Nei nostri giorni, alcuni musicisti di elettronica hanno iniziato suonando musica classica, e in certi casi hanno cercato di coniugare strenuamente il loro passato con il loro presente. Nils Frahm è uno di loro. Nasce come pianista, ma ben presto si lascia ammaliare dalle sonorità elettroniche. L’esigenza di coniugare questi due mondi ha portato Nils Frahm a collaborare con la violoncellista Anne Müller e a realizzare 7 Fingers.
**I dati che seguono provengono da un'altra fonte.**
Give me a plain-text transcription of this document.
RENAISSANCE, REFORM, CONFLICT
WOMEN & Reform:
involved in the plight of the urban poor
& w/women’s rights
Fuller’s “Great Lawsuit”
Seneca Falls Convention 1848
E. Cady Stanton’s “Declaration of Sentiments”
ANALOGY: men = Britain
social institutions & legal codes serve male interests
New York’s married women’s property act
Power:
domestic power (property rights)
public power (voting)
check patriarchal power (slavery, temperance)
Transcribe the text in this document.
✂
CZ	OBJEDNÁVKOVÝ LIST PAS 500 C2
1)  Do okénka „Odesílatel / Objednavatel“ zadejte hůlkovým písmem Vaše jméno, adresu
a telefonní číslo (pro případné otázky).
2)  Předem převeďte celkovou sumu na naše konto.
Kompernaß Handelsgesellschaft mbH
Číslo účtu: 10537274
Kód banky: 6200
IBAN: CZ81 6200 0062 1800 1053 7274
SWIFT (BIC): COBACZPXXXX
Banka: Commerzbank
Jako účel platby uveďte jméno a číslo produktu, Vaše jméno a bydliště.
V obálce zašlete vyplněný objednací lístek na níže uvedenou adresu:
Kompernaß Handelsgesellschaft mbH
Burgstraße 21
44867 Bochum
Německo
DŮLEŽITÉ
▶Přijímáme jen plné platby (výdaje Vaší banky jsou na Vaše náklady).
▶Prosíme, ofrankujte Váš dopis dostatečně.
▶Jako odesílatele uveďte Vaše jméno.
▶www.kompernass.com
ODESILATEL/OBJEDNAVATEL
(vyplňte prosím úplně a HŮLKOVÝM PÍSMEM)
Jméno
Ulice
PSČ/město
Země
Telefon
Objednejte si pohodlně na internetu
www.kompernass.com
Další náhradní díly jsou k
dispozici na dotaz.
Il disco si apre con la sontuosa Teeth, in cui archi strazianti e maestosi , a tratti dissonanti e striduli, creano un’atmosfera sospesa e indecifrabile. Con la title-track, invece, veniamo subito trascinati in un contesto di elettronica liquida e minimalista, impreziosita da un prolungato suono di violoncello al limite della cacofonia che poi si scioglie in un crescendo enfatizzato dalle pulsazioni sintetiche. Nella successiva Let My Key Be C si respira un’aria sottile, con cinguettii e archi sommessi, che poi si induriscono in un gracchiare pauroso.
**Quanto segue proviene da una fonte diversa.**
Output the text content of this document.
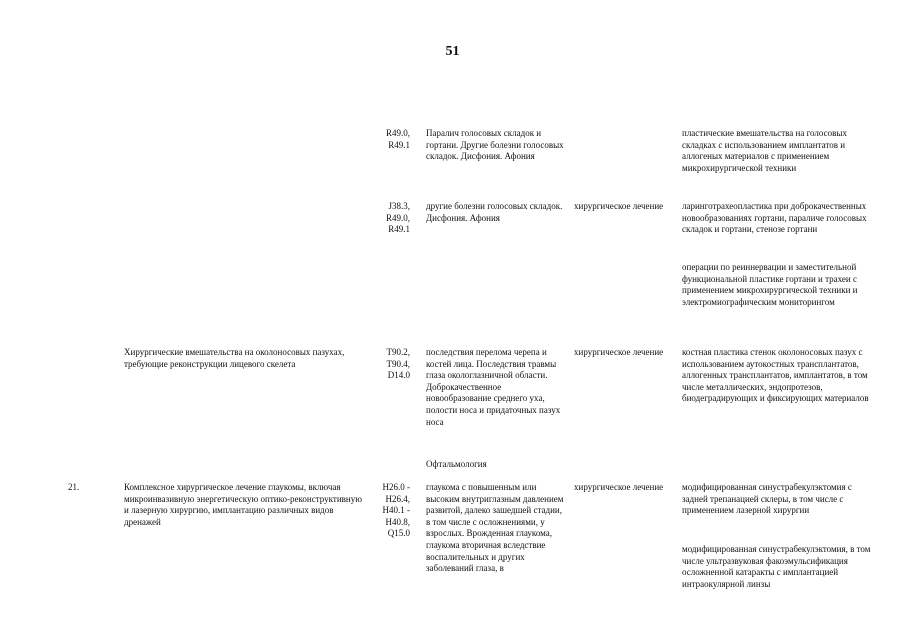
51
R49.0,
R49.1
Паралич голосовых складок и гортани. Другие болезни голосовых складок. Дисфония. Афония
пластические вмешательства на голосовых складках с использованием имплантатов и аллогеных материалов с применением микрохирургической техники
J38.3,
R49.0,
R49.1
другие болезни голосовых складок. Дисфония. Афония
хирургическое лечение ларинготрахеопластика при доброкачественных новообразованиях гортани, параличе голосовых складок и гортани, стенозе гортани
операции по реиннервации и заместительной функциональной пластике гортани и трахеи с применением микрохирургической техники и электромиографическим мониторингом
Хирургические вмешательства на околоносовых пазухах, требующие реконструкции лицевого скелета
T90.2,
T90.4,
D14.0
последствия перелома черепа и костей лица. Последствия травмы глаза окологлазничной области. Доброкачественное новообразование среднего уха, полости носа и придаточных пазух носа
хирургическое лечение костная пластика стенок околоносовых пазух с использованием аутокостных трансплантатов, аллогенных трансплантатов, имплантатов, в том числе металлических, эндопротезов, биодеградирующих и фиксирующих материалов
Офтальмология
21.	Комплексное хирургическое лечение глаукомы, включая микроинвазивную энергетическую оптико-реконструктивную и лазерную хирургию, имплантацию различных видов дренажей
H26.0 -
H26.4,
H40.1 -
H40.8,
Q15.0
глаукома с повышенным или высоким внутриглазным давлением развитой, далеко зашедшей стадии, в том числе с осложнениями, у взрослых. Врожденная глаукома, глаукома вторичная вследствие воспалительных и других заболеваний глаза, в
хирургическое лечение модифицированная синустрабекулэктомия с задней трепанацией склеры, в том числе с применением лазерной хирургии
модифицированная синустрабекулэктомия, в том числе ультразвуковая факоэмульсификация осложненной катаракты с имплантацией интраокулярной линзы
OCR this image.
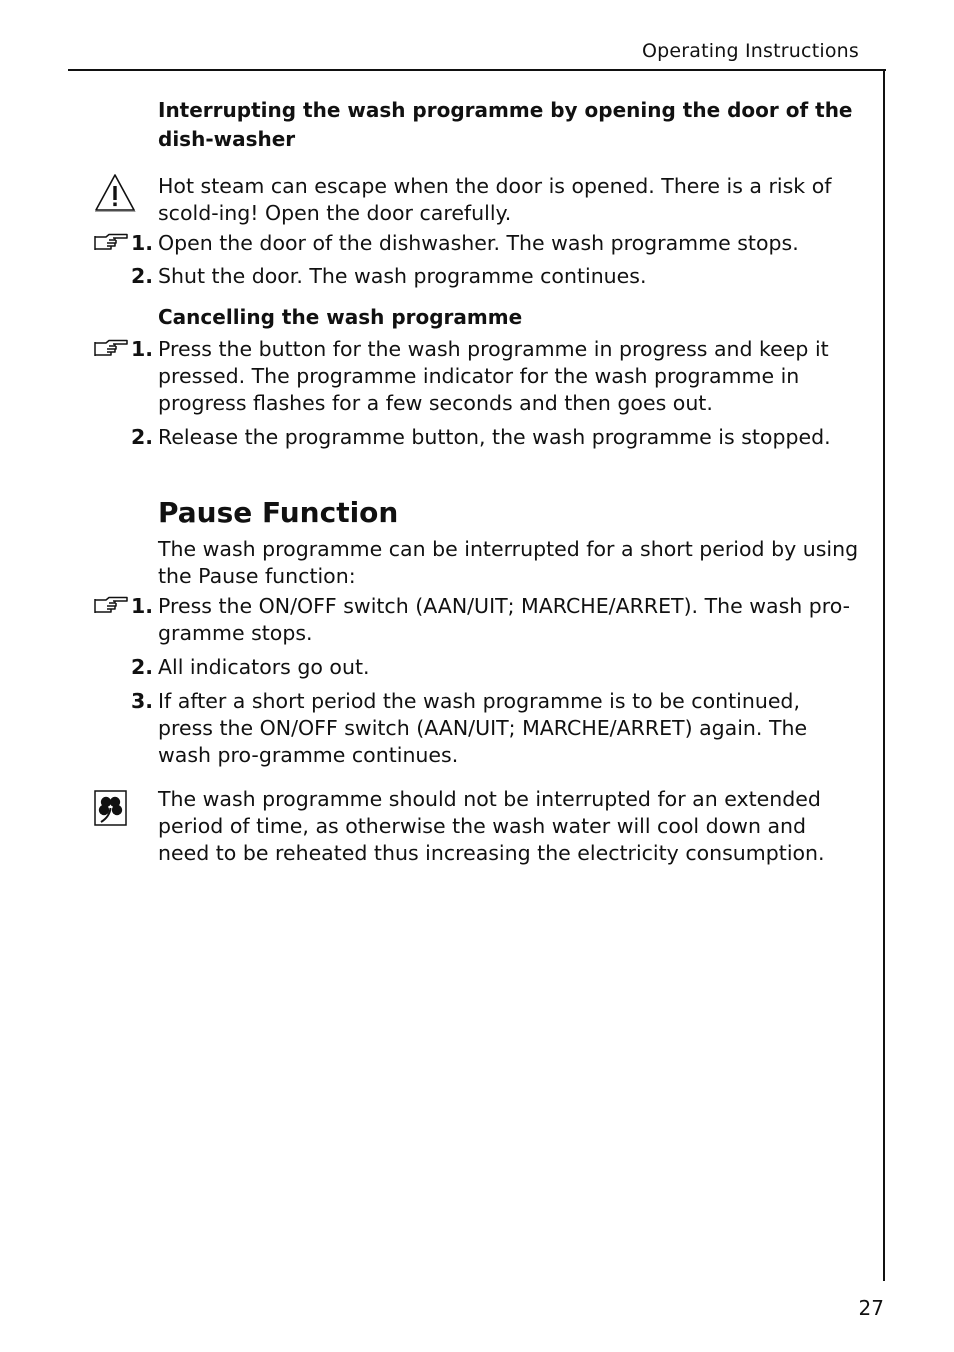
Operating Instructions
Interrupting the wash programme by opening the door of the dish-washer
Hot steam can escape when the door is opened. There is a risk of scold-ing! Open the door carefully.
1. Open the door of the dishwasher. The wash programme stops.
2. Shut the door. The wash programme continues.
Cancelling the wash programme
1. Press the button for the wash programme in progress and keep it pressed. The programme indicator for the wash programme in progress flashes for a few seconds and then goes out.
2. Release the programme button, the wash programme is stopped.
Pause Function
The wash programme can be interrupted for a short period by using the Pause function:
1. Press the ON/OFF switch (AAN/UIT; MARCHE/ARRET). The wash pro-gramme stops.
2. All indicators go out.
3. If after a short period the wash programme is to be continued, press the ON/OFF switch (AAN/UIT; MARCHE/ARRET) again. The wash pro-gramme continues.
The wash programme should not be interrupted for an extended period of time, as otherwise the wash water will cool down and need to be reheated thus increasing the electricity consumption.
27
Because This Must Be contiene una campionatura di un dialogo in italiano tratto da un vecchio film, sorretto da sonorità da vecchio grammofono e da archi tristi e inquieti. Reminds To Teeth ha le stesse atmosfere colme di mistero: qua e là qualche grido di sottofondo, archi ora magicamente caldi ora sottilmente acuti, pianoforte monotono e statico.
Con Duktus viene compiuta una virata violenta verso l’elettronica, con suoni siderali e battiti meccanici, il tutto legato insieme da grevi violoncelli. Infine, Long Enough costituisce una perfetta sintesi tra i due stili: parti di elettronica sfrenata accompagnata a un sottofondo vellutato fatto da archi, il tutto ad accompagnare, per la prima volta, la parte cantata.
Un disco completo, ben ragionato e ben costruito, mai banale, che costituisce l’ennesima, interessante variazione con la quale può avvenire il connubio tra musica classica e musica elettronica.